Clarity on VAT need of the hour
The Supreme Court yesterday reached a decision that the retrospective Value Added Tax that has been imposed on builders for properties sold from 2006 onwards is valid, and that it should be paid by the builder to the Sales Tax department by October 31, 2012. Unfortunately, neither the Supreme Court, nor the Sales Tax department spoke on behalf of the consumers. Of course, the builders were never expected to.
More than 2,000 builders in Mumbai were either raided or sent notices by the Sales Tax department recently following a discovery that they collected VAT from their home buyers but never deposited that money with the government. Now, to collect that money, builders in turn are sending notices to those who have bought flats in the last five years to recover the money.
Though the fight is between the builders and the government, it is the home buyer that is the ultimate loser. For one, no one is speaking on his behalf. Two, the builder-investor mafia has ensured the skyrocketing of prices which have effectively kept the middle-class buyer off the real estate market. Third, with this retrospective implementation, who is to guarantee that the builder will not charge the buyer again? Or, for that matter, charge the buyer but not deposit the money?

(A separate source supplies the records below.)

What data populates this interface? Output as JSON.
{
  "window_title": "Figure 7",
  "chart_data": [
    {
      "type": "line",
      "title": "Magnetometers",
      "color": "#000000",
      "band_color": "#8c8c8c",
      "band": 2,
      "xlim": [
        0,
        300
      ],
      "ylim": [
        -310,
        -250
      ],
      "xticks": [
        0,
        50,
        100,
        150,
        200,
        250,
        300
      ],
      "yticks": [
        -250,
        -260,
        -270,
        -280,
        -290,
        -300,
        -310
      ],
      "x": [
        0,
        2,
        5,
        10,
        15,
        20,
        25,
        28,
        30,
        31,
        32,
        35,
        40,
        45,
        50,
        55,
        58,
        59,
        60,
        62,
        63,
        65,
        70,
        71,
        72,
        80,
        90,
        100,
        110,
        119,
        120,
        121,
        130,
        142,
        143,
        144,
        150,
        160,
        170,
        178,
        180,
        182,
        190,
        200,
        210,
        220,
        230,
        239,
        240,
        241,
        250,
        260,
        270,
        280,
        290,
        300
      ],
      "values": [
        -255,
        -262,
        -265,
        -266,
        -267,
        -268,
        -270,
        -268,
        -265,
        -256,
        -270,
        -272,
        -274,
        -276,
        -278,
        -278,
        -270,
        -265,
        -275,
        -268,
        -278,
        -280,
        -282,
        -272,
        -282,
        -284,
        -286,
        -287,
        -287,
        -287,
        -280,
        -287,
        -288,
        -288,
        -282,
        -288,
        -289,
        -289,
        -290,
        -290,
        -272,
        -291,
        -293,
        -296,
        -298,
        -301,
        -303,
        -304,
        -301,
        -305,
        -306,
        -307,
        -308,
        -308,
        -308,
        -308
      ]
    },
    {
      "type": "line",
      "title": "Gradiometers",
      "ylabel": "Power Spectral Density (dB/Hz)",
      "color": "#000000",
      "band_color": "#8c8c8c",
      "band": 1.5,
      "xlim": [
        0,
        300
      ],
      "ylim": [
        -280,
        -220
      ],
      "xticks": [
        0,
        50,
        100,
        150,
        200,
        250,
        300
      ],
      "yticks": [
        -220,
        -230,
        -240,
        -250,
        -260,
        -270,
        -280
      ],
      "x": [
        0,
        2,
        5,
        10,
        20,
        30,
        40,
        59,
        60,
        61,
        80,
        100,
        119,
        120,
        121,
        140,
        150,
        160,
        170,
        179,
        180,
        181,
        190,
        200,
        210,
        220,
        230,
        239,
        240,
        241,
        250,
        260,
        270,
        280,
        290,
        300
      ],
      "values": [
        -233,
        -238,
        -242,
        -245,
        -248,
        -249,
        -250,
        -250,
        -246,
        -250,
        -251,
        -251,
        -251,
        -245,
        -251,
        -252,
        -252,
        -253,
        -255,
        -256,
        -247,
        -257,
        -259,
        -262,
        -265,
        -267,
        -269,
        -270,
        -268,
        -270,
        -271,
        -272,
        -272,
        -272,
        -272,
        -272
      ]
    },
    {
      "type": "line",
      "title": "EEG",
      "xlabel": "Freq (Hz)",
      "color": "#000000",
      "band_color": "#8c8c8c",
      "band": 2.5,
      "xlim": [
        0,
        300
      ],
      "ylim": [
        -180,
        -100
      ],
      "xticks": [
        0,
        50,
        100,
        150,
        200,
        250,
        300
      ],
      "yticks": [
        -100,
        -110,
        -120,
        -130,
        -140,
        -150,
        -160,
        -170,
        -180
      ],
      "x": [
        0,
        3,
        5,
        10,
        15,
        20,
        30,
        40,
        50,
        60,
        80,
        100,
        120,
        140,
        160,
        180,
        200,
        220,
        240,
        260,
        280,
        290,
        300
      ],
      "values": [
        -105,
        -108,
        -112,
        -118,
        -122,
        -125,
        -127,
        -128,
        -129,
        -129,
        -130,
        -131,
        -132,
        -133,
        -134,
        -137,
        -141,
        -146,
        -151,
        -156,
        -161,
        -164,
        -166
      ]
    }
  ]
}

It is a truism that the real estate market is in the doldrums — there is unsold inventory to the tune of thousands of flats in Mumbai alone, and the economy is not moving forward either. In such a scenario, it should have been incumbent upon government to implement the VAT immediately rather than wait for so long. Also, even if there is immunity on interest and penalty until October 31, 2012, what if the builder is unable to recover that money from a genuine buyer? Will the buyer end up paying the interest and penalty for something that is not his fault?
These questions need to be answered soon; otherwise the little consumer confidence left in the real estate sector will erode further.